Completely fascinating - wishing you luck. And strength!

Catherine Butler said...

I can't wait to find out what you called the book! (By the way, do you know Lawrence Venuti's The Translator's Invisibility?)

Dianne Hofmeyr said...

I love this post but then I love translated work. Another nuance is brought to a translated book, that we don't get if the book is written in English. Here I'm thinking particularly of Per Petersen's work as in 'Out Stealing Horses' and 'I Refuse'. The Norwegianess of the writing and the strangeness of the setting... comes through in the translation. It's not a weakness. It's wonderful. And intrinsic to the story. It seems this is exactly what you're doing and I look forward to the Frenchness of your story. Good luck!

Penny Dolan said...

What a wonderful glimpse into the art and work of translating - as well as the way that writing in French or English uses more than a whole other set of words. Excellent post!

Emma Barnes said...

I'm really curious to know - what are the jokes that would be considered offensive in the UK? Please do share!

Clementine B said...

Thank you for the comments! I agree, Diane, I like the feeling of strangeness/ foreignness that you get from a book when it's clear it wasn't written in English... And no, Cathy, I don't know that one, but it looks great...
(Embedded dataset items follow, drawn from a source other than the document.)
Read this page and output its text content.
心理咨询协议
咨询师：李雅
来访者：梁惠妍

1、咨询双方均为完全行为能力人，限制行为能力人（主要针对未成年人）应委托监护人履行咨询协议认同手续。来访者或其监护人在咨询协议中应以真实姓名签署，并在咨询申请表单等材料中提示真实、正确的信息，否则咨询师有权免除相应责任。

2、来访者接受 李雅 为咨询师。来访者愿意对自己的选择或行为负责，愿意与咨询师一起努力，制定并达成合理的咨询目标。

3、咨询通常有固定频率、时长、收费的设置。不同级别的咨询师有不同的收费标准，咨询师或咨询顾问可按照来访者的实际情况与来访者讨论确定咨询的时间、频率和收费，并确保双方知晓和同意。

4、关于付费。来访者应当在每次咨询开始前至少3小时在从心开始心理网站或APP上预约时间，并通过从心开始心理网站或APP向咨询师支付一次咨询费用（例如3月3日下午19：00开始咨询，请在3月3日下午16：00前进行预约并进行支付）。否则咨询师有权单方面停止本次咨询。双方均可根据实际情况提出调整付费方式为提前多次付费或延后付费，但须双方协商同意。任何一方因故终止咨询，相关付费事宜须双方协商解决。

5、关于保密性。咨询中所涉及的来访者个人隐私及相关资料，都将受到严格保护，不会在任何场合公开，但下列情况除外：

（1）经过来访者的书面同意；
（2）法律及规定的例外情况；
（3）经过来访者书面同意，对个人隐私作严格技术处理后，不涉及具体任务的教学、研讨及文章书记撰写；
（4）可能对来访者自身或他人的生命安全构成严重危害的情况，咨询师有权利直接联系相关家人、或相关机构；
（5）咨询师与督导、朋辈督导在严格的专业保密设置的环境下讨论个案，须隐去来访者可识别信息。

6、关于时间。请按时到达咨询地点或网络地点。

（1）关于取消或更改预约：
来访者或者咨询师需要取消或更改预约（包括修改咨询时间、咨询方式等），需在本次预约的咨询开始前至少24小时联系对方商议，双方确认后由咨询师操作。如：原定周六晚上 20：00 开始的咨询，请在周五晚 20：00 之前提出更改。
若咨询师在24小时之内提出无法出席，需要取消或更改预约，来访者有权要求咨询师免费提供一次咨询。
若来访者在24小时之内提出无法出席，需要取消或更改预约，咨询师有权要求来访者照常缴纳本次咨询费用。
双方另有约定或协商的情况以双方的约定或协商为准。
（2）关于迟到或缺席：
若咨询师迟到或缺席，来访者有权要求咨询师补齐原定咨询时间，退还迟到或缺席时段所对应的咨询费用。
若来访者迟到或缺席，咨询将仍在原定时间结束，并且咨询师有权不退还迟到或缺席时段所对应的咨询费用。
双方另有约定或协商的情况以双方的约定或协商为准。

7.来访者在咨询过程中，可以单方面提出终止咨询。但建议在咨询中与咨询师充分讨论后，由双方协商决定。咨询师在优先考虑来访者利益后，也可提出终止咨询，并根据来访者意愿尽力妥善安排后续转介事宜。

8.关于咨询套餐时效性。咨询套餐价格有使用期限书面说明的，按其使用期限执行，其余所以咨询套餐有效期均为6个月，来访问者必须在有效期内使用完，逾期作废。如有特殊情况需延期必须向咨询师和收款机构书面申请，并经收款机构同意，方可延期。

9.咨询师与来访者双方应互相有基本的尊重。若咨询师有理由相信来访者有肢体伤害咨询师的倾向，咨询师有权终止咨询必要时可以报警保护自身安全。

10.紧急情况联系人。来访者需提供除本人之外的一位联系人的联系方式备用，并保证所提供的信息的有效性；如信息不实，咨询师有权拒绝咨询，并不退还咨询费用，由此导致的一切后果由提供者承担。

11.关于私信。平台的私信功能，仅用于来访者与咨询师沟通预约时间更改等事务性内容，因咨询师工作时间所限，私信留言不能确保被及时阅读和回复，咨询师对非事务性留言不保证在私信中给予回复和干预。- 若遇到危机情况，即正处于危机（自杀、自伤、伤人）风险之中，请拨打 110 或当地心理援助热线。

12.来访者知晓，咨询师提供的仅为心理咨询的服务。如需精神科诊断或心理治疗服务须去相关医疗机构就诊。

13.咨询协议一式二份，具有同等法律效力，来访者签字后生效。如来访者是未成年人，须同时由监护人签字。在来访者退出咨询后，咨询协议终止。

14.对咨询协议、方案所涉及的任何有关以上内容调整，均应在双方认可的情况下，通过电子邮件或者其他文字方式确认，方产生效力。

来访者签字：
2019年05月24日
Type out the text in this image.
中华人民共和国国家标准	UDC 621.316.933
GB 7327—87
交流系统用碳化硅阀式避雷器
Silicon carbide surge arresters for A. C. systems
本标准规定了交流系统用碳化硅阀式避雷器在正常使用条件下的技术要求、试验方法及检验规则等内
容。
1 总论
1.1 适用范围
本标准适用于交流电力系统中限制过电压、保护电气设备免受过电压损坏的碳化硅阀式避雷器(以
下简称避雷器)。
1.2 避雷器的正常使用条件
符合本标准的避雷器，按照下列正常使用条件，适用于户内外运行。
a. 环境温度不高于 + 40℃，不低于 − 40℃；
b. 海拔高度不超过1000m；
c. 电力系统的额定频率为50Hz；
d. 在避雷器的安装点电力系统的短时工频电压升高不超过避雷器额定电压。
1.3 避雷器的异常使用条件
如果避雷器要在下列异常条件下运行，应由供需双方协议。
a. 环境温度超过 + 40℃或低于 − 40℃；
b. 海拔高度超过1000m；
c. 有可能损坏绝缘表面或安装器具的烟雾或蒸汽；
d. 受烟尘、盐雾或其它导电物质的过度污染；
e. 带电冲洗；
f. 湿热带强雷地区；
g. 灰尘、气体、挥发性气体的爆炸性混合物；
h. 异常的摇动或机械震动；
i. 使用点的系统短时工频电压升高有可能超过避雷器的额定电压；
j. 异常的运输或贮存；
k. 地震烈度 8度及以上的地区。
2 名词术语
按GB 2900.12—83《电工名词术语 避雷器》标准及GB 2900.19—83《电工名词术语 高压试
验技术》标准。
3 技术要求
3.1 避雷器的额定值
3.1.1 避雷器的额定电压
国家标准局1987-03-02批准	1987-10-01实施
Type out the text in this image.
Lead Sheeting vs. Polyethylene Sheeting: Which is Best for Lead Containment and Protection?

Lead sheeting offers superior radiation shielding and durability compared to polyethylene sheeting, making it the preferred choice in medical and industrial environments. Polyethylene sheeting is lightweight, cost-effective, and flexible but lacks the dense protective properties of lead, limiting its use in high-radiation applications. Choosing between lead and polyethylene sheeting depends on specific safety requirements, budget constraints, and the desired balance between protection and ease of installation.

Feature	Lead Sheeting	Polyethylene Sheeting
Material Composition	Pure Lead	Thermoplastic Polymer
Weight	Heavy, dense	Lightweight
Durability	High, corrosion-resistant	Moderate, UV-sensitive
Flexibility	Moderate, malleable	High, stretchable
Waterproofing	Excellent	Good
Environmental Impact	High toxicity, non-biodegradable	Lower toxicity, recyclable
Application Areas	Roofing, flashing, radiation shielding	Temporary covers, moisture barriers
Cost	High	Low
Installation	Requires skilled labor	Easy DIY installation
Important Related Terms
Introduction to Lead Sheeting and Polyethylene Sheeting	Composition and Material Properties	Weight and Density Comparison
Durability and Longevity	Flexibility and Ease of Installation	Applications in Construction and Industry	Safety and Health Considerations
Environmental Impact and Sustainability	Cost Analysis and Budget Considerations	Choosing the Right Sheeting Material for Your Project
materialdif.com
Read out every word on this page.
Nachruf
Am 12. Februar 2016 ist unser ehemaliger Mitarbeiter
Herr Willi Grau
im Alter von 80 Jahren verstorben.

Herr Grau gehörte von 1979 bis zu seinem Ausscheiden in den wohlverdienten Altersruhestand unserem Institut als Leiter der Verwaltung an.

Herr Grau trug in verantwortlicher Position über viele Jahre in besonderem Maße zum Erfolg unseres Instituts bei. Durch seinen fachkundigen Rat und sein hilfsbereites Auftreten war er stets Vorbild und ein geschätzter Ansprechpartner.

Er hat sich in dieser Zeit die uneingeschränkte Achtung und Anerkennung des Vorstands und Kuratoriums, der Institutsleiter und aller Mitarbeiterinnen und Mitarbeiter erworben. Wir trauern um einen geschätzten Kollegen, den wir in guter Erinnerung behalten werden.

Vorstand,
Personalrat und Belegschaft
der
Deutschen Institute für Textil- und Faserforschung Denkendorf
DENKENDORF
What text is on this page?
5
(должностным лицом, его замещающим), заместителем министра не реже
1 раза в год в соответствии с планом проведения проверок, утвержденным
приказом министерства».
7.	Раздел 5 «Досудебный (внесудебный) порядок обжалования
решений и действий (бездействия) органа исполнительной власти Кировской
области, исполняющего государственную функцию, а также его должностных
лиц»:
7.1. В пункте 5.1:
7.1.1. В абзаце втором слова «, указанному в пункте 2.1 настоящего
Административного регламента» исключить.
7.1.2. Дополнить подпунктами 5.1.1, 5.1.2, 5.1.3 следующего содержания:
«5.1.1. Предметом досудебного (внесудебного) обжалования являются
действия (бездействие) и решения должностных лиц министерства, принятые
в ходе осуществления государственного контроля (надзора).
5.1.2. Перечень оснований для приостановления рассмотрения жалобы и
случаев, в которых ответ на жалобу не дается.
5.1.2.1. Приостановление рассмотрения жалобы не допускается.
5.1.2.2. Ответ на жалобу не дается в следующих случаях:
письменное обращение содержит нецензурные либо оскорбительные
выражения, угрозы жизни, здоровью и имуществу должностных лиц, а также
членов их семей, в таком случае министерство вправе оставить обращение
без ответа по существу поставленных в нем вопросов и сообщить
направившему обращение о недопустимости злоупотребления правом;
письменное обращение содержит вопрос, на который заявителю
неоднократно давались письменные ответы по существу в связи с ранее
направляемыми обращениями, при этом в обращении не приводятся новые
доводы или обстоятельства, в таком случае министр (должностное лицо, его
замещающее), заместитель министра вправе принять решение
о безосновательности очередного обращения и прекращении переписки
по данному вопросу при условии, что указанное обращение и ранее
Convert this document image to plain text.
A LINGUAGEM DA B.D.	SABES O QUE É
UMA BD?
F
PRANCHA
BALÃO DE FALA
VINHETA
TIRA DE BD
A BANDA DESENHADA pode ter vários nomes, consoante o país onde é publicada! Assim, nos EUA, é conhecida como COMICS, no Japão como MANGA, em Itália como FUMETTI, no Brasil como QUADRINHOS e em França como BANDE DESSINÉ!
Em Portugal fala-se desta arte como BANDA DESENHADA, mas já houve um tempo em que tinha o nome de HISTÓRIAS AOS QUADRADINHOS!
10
And Emma, yes, sure! it's mostly because the book in French has a lot of sarcasm and dark humour surrounding body weight and appearance. Those are (I think) much touchier topics in Britain than they are in France. The whole story revolves around 3 girls who've 'won' an ugliness contest at their school - and even though the whole story is technically about them 'overcoming adversity', or whatever you want to call it, it's not always presented in a way that is directly acceptable from a British perspective. I can't say exactly why. It's funny. I guess I've lived here long enough that I can sense that many of the jokes and comments around that contest are very close to the line... but I'm not quite sure I can pinpoint what exactly 'the line' is! But it's interesting for me to see how much my British self finds my French self too offensive at times.

Penny Dolan said...

I particularly noted these lines:

"The UK, as we all know and should be ten times more worried about, is legendarily lame at buying books from other countries, and YA and children's literature is no exception. Most of the time, books that do get translated are those that take place in culturally nonspecific places, or in fantasy lands."

I'm sure our UK children are all the poorer and less-informed because of this limited pool of stories and cultures.

Emma Barnes said...

That's so interesting, Clementine. I'm really intrigued by the difference - and the idea of your British self being offended by your French self!